The Special Needs Trust allows a parent, grandparent or guardian to provide funds for a disabled child without disrupting the child's eligibility for government aid. This type of estate planning benefits parents of adult children with special needs or the spouse of a disabled adult, as they tend to be the primary caregiver(s).
A plan must be in place in the event that the primary family caregiver passes away first to ensure the adult child or disabled spouse is taken care of with regard to financial, residential and health care matters.
Here at The Elder & Disability Law Firm we work with you and your loved ones to establish a plan that reassures their education, housing and other needs are taken care of. We understand that parents of special needs children or spouses face an even greater imperative to do this essential planning. The good news, is that setting one up is a fairly simple process.
HOW THE SPECIAL NEEDS TRUST WORKS
During your lifetime, you can serve as Trustee and remain in complete control over your loved one’s finances. Should you die, however, your Successor Trustees will step in and take care of the finances on your behalf. Unlike the guardian, a probate court might appoint, your Successor Trustee is someone you know and trust.

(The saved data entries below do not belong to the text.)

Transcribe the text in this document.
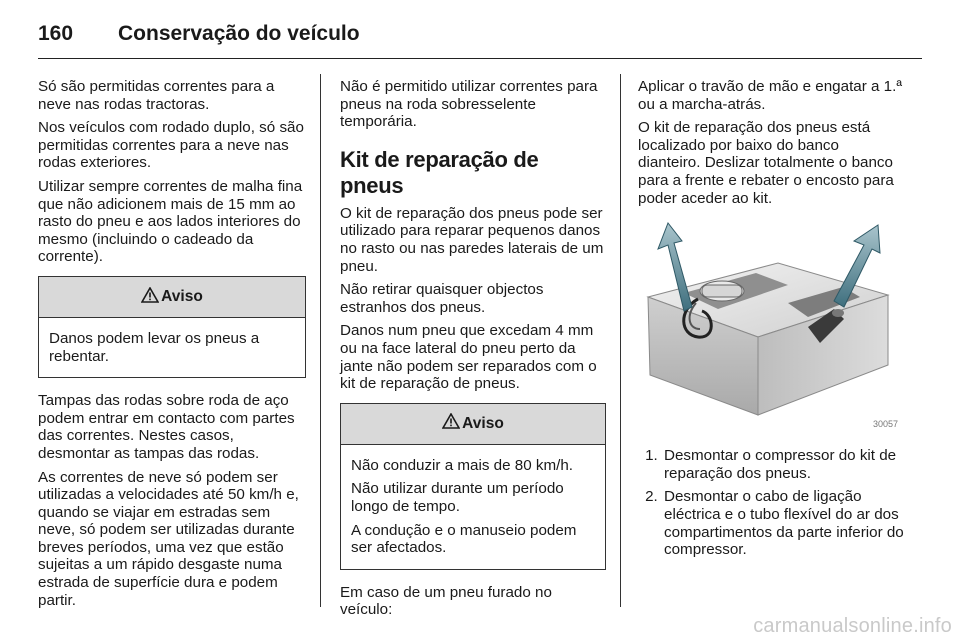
160	Conservação do veículo

Só são permitidas correntes para a neve nas rodas tractoras.

Nos veículos com rodado duplo, só são permitidas correntes para a neve nas rodas exteriores.

Utilizar sempre correntes de malha fina que não adicionem mais de 15 mm ao rasto do pneu e aos lados interiores do mesmo (incluindo o cadeado da corrente).

Aviso

Danos podem levar os pneus a rebentar.

Tampas das rodas sobre roda de aço podem entrar em contacto com partes das correntes. Nestes casos, desmontar as tampas das rodas.

As correntes de neve só podem ser utilizadas a velocidades até 50 km/h e, quando se viajar em estradas sem neve, só podem ser utilizadas durante breves períodos, uma vez que estão sujeitas a um rápido desgaste numa estrada de superfície dura e podem partir.

Não é permitido utilizar correntes para pneus na roda sobresselente temporária.

Kit de reparação de pneus

O kit de reparação dos pneus pode ser utilizado para reparar pequenos danos no rasto ou nas paredes laterais de um pneu.

Não retirar quaisquer objectos estranhos dos pneus.

Danos num pneu que excedam 4 mm ou na face lateral do pneu perto da jante não podem ser reparados com o kit de reparação de pneus.

Aviso

Não conduzir a mais de 80 km/h.

Não utilizar durante um período longo de tempo.

A condução e o manuseio podem ser afectados.

Em caso de um pneu furado no veículo:

Aplicar o travão de mão e engatar a 1.ª ou a marcha-atrás.

O kit de reparação dos pneus está localizado por baixo do banco dianteiro. Deslizar totalmente o banco para a frente e rebater o encosto para poder aceder ao kit.

30057
1. Desmontar o compressor do kit de reparação dos pneus.
2. Desmontar o cabo de ligação eléctrica e o tubo flexível do ar dos compartimentos da parte inferior do compressor.
carmanualsonline.info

Relatives or close family friends can be appointed to supervise finances. To work with financial institutions and manage the estate, you may also want a trusted financial advisor to serve as Trustee. As part of setting up a Special Needs Trust, you will provide detailed written instructions to direct your Trustees' activities. By law, Trustees must follow these instructions. Best of all, the Special Needs Trust will preserve your loved one’s eligibility for federal, state and charitable benefit programs. This is accomplished by providing that the funds can only be withdrawn from the trust for purposes other than those covered under the governmental and private benefit programs.